To the extent the Company, by "dispute," was not referring to an "actual controversy," the Company failed to establish the substantial importance of the admission, only arguing on appeal in a conclusory fashion with respect to all six RFAs that admissions would have obviated the need for a trial. As the Fannie Mae parties argued in the trial court, the parties would have still needed to proceed with trial to determine the amount owed on the loan even if Fannie Mae had admitted the amount was in dispute.
Moreover, Fannie Mae's denial was reasonable given its response preceded the filing of the Company's first amended complaint: Fannie Mae's response explained the Company's "operative complaint does not state what amount [the Company] believes is required to satisfy the lien." (The allegation in the first and second amended complaints that the Company did not agree it owed the amounts stated in the Fannie Mae parties' March 30, 2016 demand was not included in the original complaint.) In support of the fees motion the Company did not identify any request that Fannie Mae update its response. (See Burch v. Gombos (2000) 82 Cal.App.4th 352, 359 ["[n]othing in the text of the statute creates any ongoing duty to update responses"].)
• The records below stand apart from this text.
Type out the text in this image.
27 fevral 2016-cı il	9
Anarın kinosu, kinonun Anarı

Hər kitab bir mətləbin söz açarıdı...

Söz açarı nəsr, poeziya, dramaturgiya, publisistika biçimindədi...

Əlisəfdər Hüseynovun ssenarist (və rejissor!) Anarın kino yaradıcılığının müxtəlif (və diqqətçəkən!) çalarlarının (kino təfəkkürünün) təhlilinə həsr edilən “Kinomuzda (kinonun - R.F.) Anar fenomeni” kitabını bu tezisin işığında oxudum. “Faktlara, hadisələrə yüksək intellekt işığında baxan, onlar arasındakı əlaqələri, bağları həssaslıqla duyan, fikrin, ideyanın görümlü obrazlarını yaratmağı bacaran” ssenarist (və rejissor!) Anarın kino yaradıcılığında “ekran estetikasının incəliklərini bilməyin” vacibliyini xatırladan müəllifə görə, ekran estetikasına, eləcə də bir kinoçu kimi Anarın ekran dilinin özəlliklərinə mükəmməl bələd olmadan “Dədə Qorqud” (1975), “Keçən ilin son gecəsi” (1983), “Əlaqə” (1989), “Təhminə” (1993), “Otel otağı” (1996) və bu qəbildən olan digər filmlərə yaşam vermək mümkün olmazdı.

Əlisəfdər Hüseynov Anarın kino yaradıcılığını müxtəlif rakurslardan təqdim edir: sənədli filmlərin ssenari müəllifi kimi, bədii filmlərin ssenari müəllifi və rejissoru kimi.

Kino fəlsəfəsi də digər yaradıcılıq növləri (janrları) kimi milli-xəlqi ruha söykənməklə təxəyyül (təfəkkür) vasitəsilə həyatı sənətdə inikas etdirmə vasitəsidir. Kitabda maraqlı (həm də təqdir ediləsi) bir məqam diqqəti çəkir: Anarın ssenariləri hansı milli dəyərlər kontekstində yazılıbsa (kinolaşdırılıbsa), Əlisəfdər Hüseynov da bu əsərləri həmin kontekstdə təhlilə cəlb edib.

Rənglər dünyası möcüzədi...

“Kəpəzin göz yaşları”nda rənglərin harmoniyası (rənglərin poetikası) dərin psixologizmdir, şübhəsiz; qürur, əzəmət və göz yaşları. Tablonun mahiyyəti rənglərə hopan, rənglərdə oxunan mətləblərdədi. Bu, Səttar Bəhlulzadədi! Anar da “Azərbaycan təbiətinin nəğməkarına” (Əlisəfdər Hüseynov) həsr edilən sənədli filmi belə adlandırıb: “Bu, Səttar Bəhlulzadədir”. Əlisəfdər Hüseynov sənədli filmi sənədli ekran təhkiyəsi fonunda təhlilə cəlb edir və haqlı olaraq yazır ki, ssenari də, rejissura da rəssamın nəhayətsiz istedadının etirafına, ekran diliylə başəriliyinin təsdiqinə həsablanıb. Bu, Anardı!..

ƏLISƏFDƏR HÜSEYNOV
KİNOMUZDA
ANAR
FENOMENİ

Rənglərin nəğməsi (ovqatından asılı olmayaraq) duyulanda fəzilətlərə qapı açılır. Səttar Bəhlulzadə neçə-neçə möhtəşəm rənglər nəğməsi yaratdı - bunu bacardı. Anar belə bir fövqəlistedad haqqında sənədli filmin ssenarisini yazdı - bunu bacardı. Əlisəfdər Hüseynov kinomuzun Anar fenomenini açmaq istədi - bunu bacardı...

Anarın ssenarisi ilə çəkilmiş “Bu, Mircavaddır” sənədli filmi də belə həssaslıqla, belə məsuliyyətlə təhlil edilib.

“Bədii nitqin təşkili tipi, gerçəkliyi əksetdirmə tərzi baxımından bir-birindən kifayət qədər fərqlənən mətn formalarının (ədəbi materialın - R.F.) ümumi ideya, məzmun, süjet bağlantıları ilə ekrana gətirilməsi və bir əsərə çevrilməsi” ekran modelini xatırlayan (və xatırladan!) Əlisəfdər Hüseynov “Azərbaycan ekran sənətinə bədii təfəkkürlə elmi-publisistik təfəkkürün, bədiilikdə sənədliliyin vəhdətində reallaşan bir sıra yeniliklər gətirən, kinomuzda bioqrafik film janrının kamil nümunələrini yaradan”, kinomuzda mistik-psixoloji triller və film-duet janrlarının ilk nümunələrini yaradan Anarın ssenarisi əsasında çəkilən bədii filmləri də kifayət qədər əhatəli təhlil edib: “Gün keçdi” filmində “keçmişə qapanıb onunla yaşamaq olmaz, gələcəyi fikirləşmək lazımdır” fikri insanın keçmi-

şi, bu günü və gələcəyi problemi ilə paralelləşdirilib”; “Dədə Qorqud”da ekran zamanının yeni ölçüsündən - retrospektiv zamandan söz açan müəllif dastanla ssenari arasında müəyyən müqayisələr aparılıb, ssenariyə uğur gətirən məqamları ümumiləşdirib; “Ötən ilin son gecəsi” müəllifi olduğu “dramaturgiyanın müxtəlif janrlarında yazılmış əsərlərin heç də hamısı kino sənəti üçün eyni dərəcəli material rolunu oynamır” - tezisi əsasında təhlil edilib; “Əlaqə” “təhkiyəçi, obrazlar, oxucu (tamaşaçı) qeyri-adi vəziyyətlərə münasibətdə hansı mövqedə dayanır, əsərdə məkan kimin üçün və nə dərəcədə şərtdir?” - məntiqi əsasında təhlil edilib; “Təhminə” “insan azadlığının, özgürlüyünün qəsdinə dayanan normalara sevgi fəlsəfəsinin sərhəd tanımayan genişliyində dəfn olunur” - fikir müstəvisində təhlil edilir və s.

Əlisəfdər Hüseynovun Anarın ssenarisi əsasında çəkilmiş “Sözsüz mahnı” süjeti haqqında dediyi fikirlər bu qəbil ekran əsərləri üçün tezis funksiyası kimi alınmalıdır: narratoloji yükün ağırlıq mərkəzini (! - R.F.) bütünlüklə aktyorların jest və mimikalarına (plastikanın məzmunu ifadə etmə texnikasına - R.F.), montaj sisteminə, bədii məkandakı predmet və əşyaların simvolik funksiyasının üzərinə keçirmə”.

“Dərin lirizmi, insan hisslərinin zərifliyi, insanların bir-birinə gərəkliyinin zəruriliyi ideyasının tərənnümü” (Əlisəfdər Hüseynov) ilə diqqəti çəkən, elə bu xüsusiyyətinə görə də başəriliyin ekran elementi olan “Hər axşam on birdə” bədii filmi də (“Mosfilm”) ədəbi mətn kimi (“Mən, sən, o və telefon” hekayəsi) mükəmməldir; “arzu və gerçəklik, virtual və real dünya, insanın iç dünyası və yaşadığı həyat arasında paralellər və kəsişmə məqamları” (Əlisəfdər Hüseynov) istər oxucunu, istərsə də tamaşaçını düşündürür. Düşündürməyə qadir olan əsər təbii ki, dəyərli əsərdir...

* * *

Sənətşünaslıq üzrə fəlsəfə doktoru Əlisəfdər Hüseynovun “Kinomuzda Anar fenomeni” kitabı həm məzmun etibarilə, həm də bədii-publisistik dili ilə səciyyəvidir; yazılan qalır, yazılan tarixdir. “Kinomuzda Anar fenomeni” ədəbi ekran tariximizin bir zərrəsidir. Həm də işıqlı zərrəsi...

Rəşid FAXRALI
For RFA No. 9 ("[o]f the $24,693.90 total interest and principal due on or before February 5, 2016, $20,878.77 was interest and the balance of $3,815.13 was principal"); RFA No. 11 ("Fannie Mae did not make any of the 'tax and insurance payments' identified in Exhibit 2, i.e., any of those charges that total $7,449.39"); RFA No. 12 ("[t]he 'tax and insurance payments' identified in Exhibit 2 are impounds, not payment[s] made by or on behalf of Fannie Mae to third parties"; and RFA No. 18 ("Fannie Mae did not incur the PSLGLPOSTINGCOST of $411 that is shown on Exhibit 2"): Fannie Mae was justified in denying these requests. As discussed, the Fannie Mae parties moved for summary adjudication on the issue whether the undisputed facts showed they accurately accounted for all charges, fees and payments. The sole basis for the court's denial of the motion was a material factual dispute as to the requirement to pay for property insurance-an issue not covered by these requests for admission. Thus, there was reasonable ground for Fannie Mae to believe it would prevail on these issues.
For RFA No. 24 ("[a]s of May 9, 2016, Fannie Mae refused to accept any payments by Plaintiff on the grounds that Plaintiff is allegedly 'a third party with no interest in the property'"): Fannie Mae also had reasonable ground to believe it would prevail on this matter. Regardless of the parties' dispute over the Fannie Mae parties' ability to reject partial payments from the Company, the Company's own evidence showed Fannie Mae had, sometime on or before May 9, 2016, been willing to accept payment for the payoff amount in the March 30, 2016 demand statement.
In sum, the trial court did not abuse its discretion in denying the Company's motion for fees under section 2033.420.
DISPOSITION
The judgment is reversed. The trial court's postjudgment order denying the Company's motion for attorney fees is affirmed. The Fannie Mae parties are to recover their costs on appeal.
We concur: SEGAL, J., WISE, J. [*]
[*] Judge of the Alameda County Superior Court, assigned by the Chief Justice pursuant to article VI, section 6 of the California Constitution.